Perhaps in an attempt to prove to me that religion was not “outdated” or “backwards” he pretended that his faith was as secular as my atheism. However, Ramadan inevitably came along. Saad had neither missed a Ramadan, nor had he ever failed to fast and pray since he was a kid. That year he was unsure, I could tell… but although I was the person he considered to be the closest to him, he could not get himself to talk about faith and spirituality with me. Over the first few months of our relationships we had had pretty heated discussions about religion. While he had always been taught that religion helped people organize their lives, I grew up thinking that “religion is the opium of the people.”
As an atheist kid, and not much differently than kids in conservative religious families, I believed that I was right about the world by virtue of being “rational.” I do not think my parents ever intended it that way… but it happened. Yet, during my teenage years I had discovered the power of secular and atheist privilege, and I wanted to think that I was beyond the ties and constraints of religiosity. My best friend in high-school was an evangelical Christian who was part of a very conservative family. In my mind, her struggles with her family’s approach to religion were an affirmation of my education as an atheist kid. While she was a “wild kid” trying to escape the realities of her household (which today I know had more to do with patriarchy than religion), I took pride in the fact that I did not feel the need to do anything “wild” because I was “rational” and I did not have to account to a “higher power” (I wanted to believe that so bad!).
“My religion and my culture forbid dating… I really like you… but…”
I had not let Saad finish that sentence when, after our second date, he was extremely confused and troubled.
“Well… in my culture, if you go out with the girl you are dating. That’s what it is. And there is nothing wrong with that.” I said.
Saad knew that dating me was “wrong,” at least in his context. Dating me would not only mean breaking away from everything he knew, but also challenging his faith. At the time, Saad’s internal conflicts seemed completely absurd to me. Why would anyone feel so conflicted about something that restricts them so much?!
When Ramadan came along, Saad did not fast and did not pray. I saw the rest of our Muslim classmates do and talk about Ramadan. They talked about sacredness, community and spirituality, words that would make me terribly uncomfortable. Saad avoided them. He did not want to answer their questions or have to explain to them that deep inside he just felt like he had fallen from grace.

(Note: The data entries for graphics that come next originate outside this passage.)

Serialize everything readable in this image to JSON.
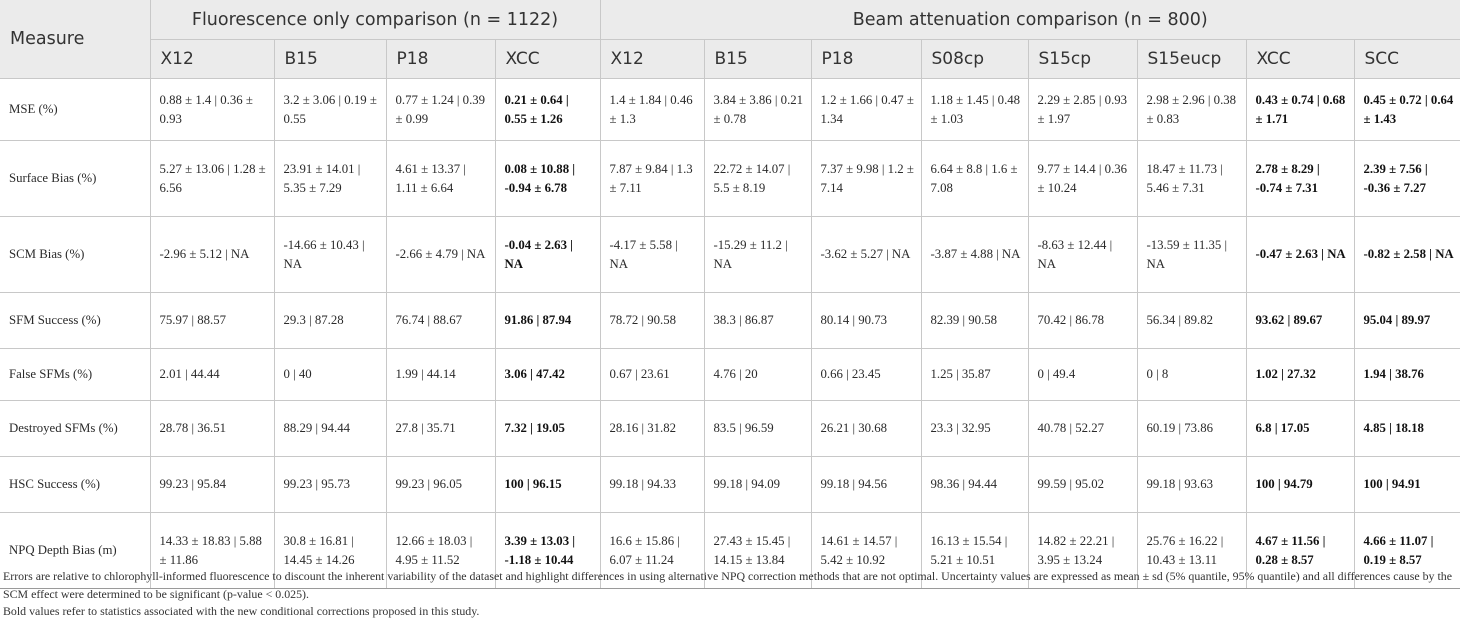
{
  "table": {
    "measure_header": "Measure",
    "groups": [
      {
        "label": "Fluorescence only comparison (n = 1122)",
        "span": 4
      },
      {
        "label": "Beam attenuation comparison (n = 800)",
        "span": 8
      }
    ],
    "columns": [
      "X12",
      "B15",
      "P18",
      "XCC",
      "X12",
      "B15",
      "P18",
      "S08cp",
      "S15cp",
      "S15eucp",
      "XCC",
      "SCC"
    ],
    "bold_columns": [
      3,
      10,
      11
    ],
    "rows": [
      {
        "measure": "MSE (%)",
        "cells": [
          "0.88 ± 1.4 | 0.36 ± 0.93",
          "3.2 ± 3.06 | 0.19 ± 0.55",
          "0.77 ± 1.24 | 0.39 ± 0.99",
          "0.21 ± 0.64 | 0.55 ± 1.26",
          "1.4 ± 1.84 | 0.46 ± 1.3",
          "3.84 ± 3.86 | 0.21 ± 0.78",
          "1.2 ± 1.66 | 0.47 ± 1.34",
          "1.18 ± 1.45 | 0.48 ± 1.03",
          "2.29 ± 2.85 | 0.93 ± 1.97",
          "2.98 ± 2.96 | 0.38 ± 0.83",
          "0.43 ± 0.74 | 0.68 ± 1.71",
          "0.45 ± 0.72 | 0.64 ± 1.43"
        ]
      },
      {
        "measure": "Surface Bias (%)",
        "cells": [
          "5.27 ± 13.06 | 1.28 ± 6.56",
          "23.91 ± 14.01 | 5.35 ± 7.29",
          "4.61 ± 13.37 | 1.11 ± 6.64",
          "0.08 ± 10.88 | -0.94 ± 6.78",
          "7.87 ± 9.84 | 1.3 ± 7.11",
          "22.72 ± 14.07 | 5.5 ± 8.19",
          "7.37 ± 9.98 | 1.2 ± 7.14",
          "6.64 ± 8.8 | 1.6 ± 7.08",
          "9.77 ± 14.4 | 0.36 ± 10.24",
          "18.47 ± 11.73 | 5.46 ± 7.31",
          "2.78 ± 8.29 | -0.74 ± 7.31",
          "2.39 ± 7.56 | -0.36 ± 7.27"
        ]
      },
      {
        "measure": "SCM Bias (%)",
        "cells": [
          "-2.96 ± 5.12 | NA",
          "-14.66 ± 10.43 | NA",
          "-2.66 ± 4.79 | NA",
          "-0.04 ± 2.63 | NA",
          "-4.17 ± 5.58 | NA",
          "-15.29 ± 11.2 | NA",
          "-3.62 ± 5.27 | NA",
          "-3.87 ± 4.88 | NA",
          "-8.63 ± 12.44 | NA",
          "-13.59 ± 11.35 | NA",
          "-0.47 ± 2.63 | NA",
          "-0.82 ± 2.58 | NA"
        ]
      },
      {
        "measure": "SFM Success (%)",
        "cells": [
          "75.97 | 88.57",
          "29.3 | 87.28",
          "76.74 | 88.67",
          "91.86 | 87.94",
          "78.72 | 90.58",
          "38.3 | 86.87",
          "80.14 | 90.73",
          "82.39 | 90.58",
          "70.42 | 86.78",
          "56.34 | 89.82",
          "93.62 | 89.67",
          "95.04 | 89.97"
        ]
      },
      {
        "measure": "False SFMs (%)",
        "cells": [
          "2.01 | 44.44",
          "0 | 40",
          "1.99 | 44.14",
          "3.06 | 47.42",
          "0.67 | 23.61",
          "4.76 | 20",
          "0.66 | 23.45",
          "1.25 | 35.87",
          "0 | 49.4",
          "0 | 8",
          "1.02 | 27.32",
          "1.94 | 38.76"
        ]
      },
      {
        "measure": "Destroyed SFMs (%)",
        "cells": [
          "28.78 | 36.51",
          "88.29 | 94.44",
          "27.8 | 35.71",
          "7.32 | 19.05",
          "28.16 | 31.82",
          "83.5 | 96.59",
          "26.21 | 30.68",
          "23.3 | 32.95",
          "40.78 | 52.27",
          "60.19 | 73.86",
          "6.8 | 17.05",
          "4.85 | 18.18"
        ]
      },
      {
        "measure": "HSC Success (%)",
        "cells": [
          "99.23 | 95.84",
          "99.23 | 95.73",
          "99.23 | 96.05",
          "100 | 96.15",
          "99.18 | 94.33",
          "99.18 | 94.09",
          "99.18 | 94.56",
          "98.36 | 94.44",
          "99.59 | 95.02",
          "99.18 | 93.63",
          "100 | 94.79",
          "100 | 94.91"
        ]
      },
      {
        "measure": "NPQ Depth Bias (m)",
        "cells": [
          "14.33 ± 18.83 | 5.88 ± 11.86",
          "30.8 ± 16.81 | 14.45 ± 14.26",
          "12.66 ± 18.03 | 4.95 ± 11.52",
          "3.39 ± 13.03 | -1.18 ± 10.44",
          "16.6 ± 15.86 | 6.07 ± 11.24",
          "27.43 ± 15.45 | 14.15 ± 13.84",
          "14.61 ± 14.57 | 5.42 ± 10.92",
          "16.13 ± 15.54 | 5.21 ± 10.51",
          "14.82 ± 22.21 | 3.95 ± 13.24",
          "25.76 ± 16.22 | 10.43 ± 13.11",
          "4.67 ± 11.56 | 0.28 ± 8.57",
          "4.66 ± 11.07 | 0.19 ± 8.57"
        ]
      }
    ]
  },
  "footnotes": [
    "Errors are relative to chlorophyll-informed fluorescence to discount the inherent variability of the dataset and highlight differences in using alternative NPQ correction methods that are not optimal. Uncertainty values are expressed as mean ± sd (5% quantile, 95% quantile) and all differences cause by the SCM effect were determined to be significant (p-value < 0.025).",
    "Bold values refer to statistics associated with the new conditional corrections proposed in this study."
  ]
}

One afternoon I came into Saad’s apartment and found him cooking lunch.
“Why aren’t you fasting,” I asked.
“What for? I am already doing a lot of things that contradict my faith… my religion,” he sombrely said.

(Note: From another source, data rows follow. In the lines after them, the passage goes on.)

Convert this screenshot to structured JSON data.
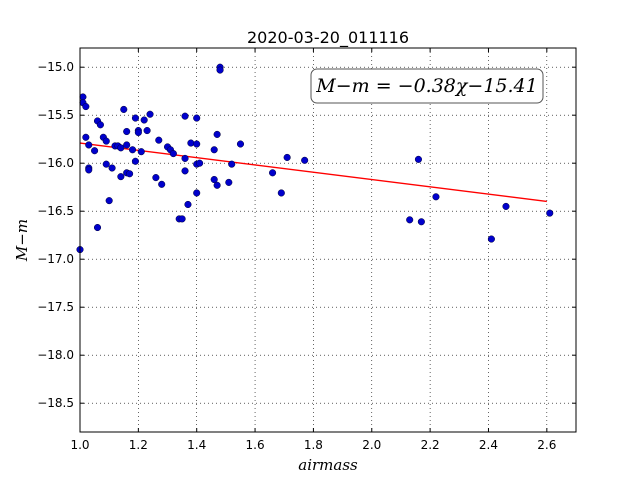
{
  "chart_data": {
    "type": "scatter",
    "title": "2020-03-20_011116",
    "xlabel": "airmass",
    "ylabel": "M−m",
    "xlim": [
      1.0,
      2.7
    ],
    "ylim": [
      -18.8,
      -14.8
    ],
    "y_inverted": true,
    "grid": true,
    "grid_style": "dotted",
    "x_ticks": [
      1.0,
      1.2,
      1.4,
      1.6,
      1.8,
      2.0,
      2.2,
      2.4,
      2.6
    ],
    "x_tick_labels": [
      "1.0",
      "1.2",
      "1.4",
      "1.6",
      "1.8",
      "2.0",
      "2.2",
      "2.4",
      "2.6"
    ],
    "y_ticks": [
      -15.0,
      -15.5,
      -16.0,
      -16.5,
      -17.0,
      -17.5,
      -18.0,
      -18.5
    ],
    "y_tick_labels": [
      "−15.0",
      "−15.5",
      "−16.0",
      "−16.5",
      "−17.0",
      "−17.5",
      "−18.0",
      "−18.5"
    ],
    "annotation": "M−m = −0.38χ−15.41",
    "annotation_placement": "top-right",
    "fit": {
      "slope": -0.38,
      "intercept": -15.41,
      "x_range": [
        1.0,
        2.6
      ],
      "color": "#ff0000"
    },
    "point_color": "#0000cc",
    "points": [
      [
        1.0,
        -16.9
      ],
      [
        1.01,
        -15.31
      ],
      [
        1.01,
        -15.37
      ],
      [
        1.02,
        -15.41
      ],
      [
        1.02,
        -15.73
      ],
      [
        1.03,
        -15.81
      ],
      [
        1.03,
        -16.05
      ],
      [
        1.03,
        -16.07
      ],
      [
        1.05,
        -15.87
      ],
      [
        1.06,
        -16.67
      ],
      [
        1.06,
        -15.56
      ],
      [
        1.07,
        -15.6
      ],
      [
        1.08,
        -15.73
      ],
      [
        1.09,
        -15.77
      ],
      [
        1.09,
        -16.01
      ],
      [
        1.1,
        -16.39
      ],
      [
        1.11,
        -16.05
      ],
      [
        1.12,
        -15.82
      ],
      [
        1.13,
        -15.82
      ],
      [
        1.14,
        -16.14
      ],
      [
        1.14,
        -15.84
      ],
      [
        1.15,
        -15.44
      ],
      [
        1.16,
        -15.67
      ],
      [
        1.16,
        -15.81
      ],
      [
        1.16,
        -16.1
      ],
      [
        1.17,
        -16.11
      ],
      [
        1.18,
        -15.86
      ],
      [
        1.19,
        -15.98
      ],
      [
        1.19,
        -15.53
      ],
      [
        1.2,
        -15.66
      ],
      [
        1.2,
        -15.68
      ],
      [
        1.21,
        -15.88
      ],
      [
        1.22,
        -15.55
      ],
      [
        1.23,
        -15.66
      ],
      [
        1.24,
        -15.49
      ],
      [
        1.26,
        -16.15
      ],
      [
        1.27,
        -15.76
      ],
      [
        1.28,
        -16.22
      ],
      [
        1.3,
        -15.83
      ],
      [
        1.31,
        -15.86
      ],
      [
        1.32,
        -15.9
      ],
      [
        1.34,
        -16.58
      ],
      [
        1.35,
        -16.58
      ],
      [
        1.36,
        -15.51
      ],
      [
        1.36,
        -15.95
      ],
      [
        1.36,
        -16.08
      ],
      [
        1.37,
        -16.43
      ],
      [
        1.38,
        -15.79
      ],
      [
        1.4,
        -15.8
      ],
      [
        1.4,
        -15.53
      ],
      [
        1.4,
        -16.01
      ],
      [
        1.4,
        -16.31
      ],
      [
        1.41,
        -16.0
      ],
      [
        1.46,
        -16.17
      ],
      [
        1.46,
        -15.86
      ],
      [
        1.47,
        -15.7
      ],
      [
        1.47,
        -16.23
      ],
      [
        1.48,
        -15.0
      ],
      [
        1.48,
        -15.03
      ],
      [
        1.51,
        -16.2
      ],
      [
        1.52,
        -16.01
      ],
      [
        1.55,
        -15.8
      ],
      [
        1.66,
        -16.1
      ],
      [
        1.69,
        -16.31
      ],
      [
        1.71,
        -15.94
      ],
      [
        1.77,
        -15.97
      ],
      [
        2.13,
        -16.59
      ],
      [
        2.16,
        -15.96
      ],
      [
        2.17,
        -16.61
      ],
      [
        2.22,
        -16.35
      ],
      [
        2.41,
        -16.79
      ],
      [
        2.46,
        -16.45
      ],
      [
        2.61,
        -16.52
      ]
    ]
  }
}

“Many things… I am not praying, I am not going to the mosque, I am not doing jummah, I am not eating halal food, I celebrated my birthday this year for the first time, with you I must add, and I am dating a kafir. I do not deserve to have God in my life.”
“So, is this about you dating me?” I questioned.
“I don’t think you get it. You are great. But you hold nothing sacred. You can’t understand how my soul feels.” He dropped the conversation.
That was not entirely true. Growing up as an atheist, unlike popular belief, does not mean growing up without morals or values. In fact, these values are often shared with religious people. We hold our families and communities sacred too. We often value life, rights and more. And despite the fact that atheism has gained a bad name through figures like Sam Harris and Richard Dawkins (to mention just a couple of people from a very long list), atheism, as I learned it, does not entail being a racist, sexist, Islamophobic jerk. The difference is mainly on how we go about our values.
But he was right about something. My self-righteous attitude was a huge blind spot. I eventually understood that being “right” about religious matters was completely irrelevant if those matters made sense to someone else.
The night before Eid-al-Fitr I found Saad alone in the university prayer’s space. It was the first time I had seen him pray. He always prayed when I was not around. I sat by the door listening to him. “أستغفر الله,” he repeated over and over again. He finished his prayers and turned to me. “I need Allah’s forgiveness… and I need you to understand that,” he said- I nodded- “I am Muslim… that is at the core of who I am. And I may be wrong a lot of the time. And I may be doing things that are wrong, but I do not want to feel like I am not a Muslim anymore.” I nodded again.
That night triggered a lot of thoughts. It was the day that I finally admitted to myself that I was having a crisis of faith. For years I had been feeling certain emptiness in my soul… and emptiness Saad did not have. And even though everything I knew seemed to be true, my spirit was not being nourished. That day was also the last time Saad and I talked about religion and spirituality as a “what if?” Belief, itself, was never questioned again, because at the end of the day it did not matter. Faith, or lack thereof, made us who we were… at least at the beginning… and I had no right to question that.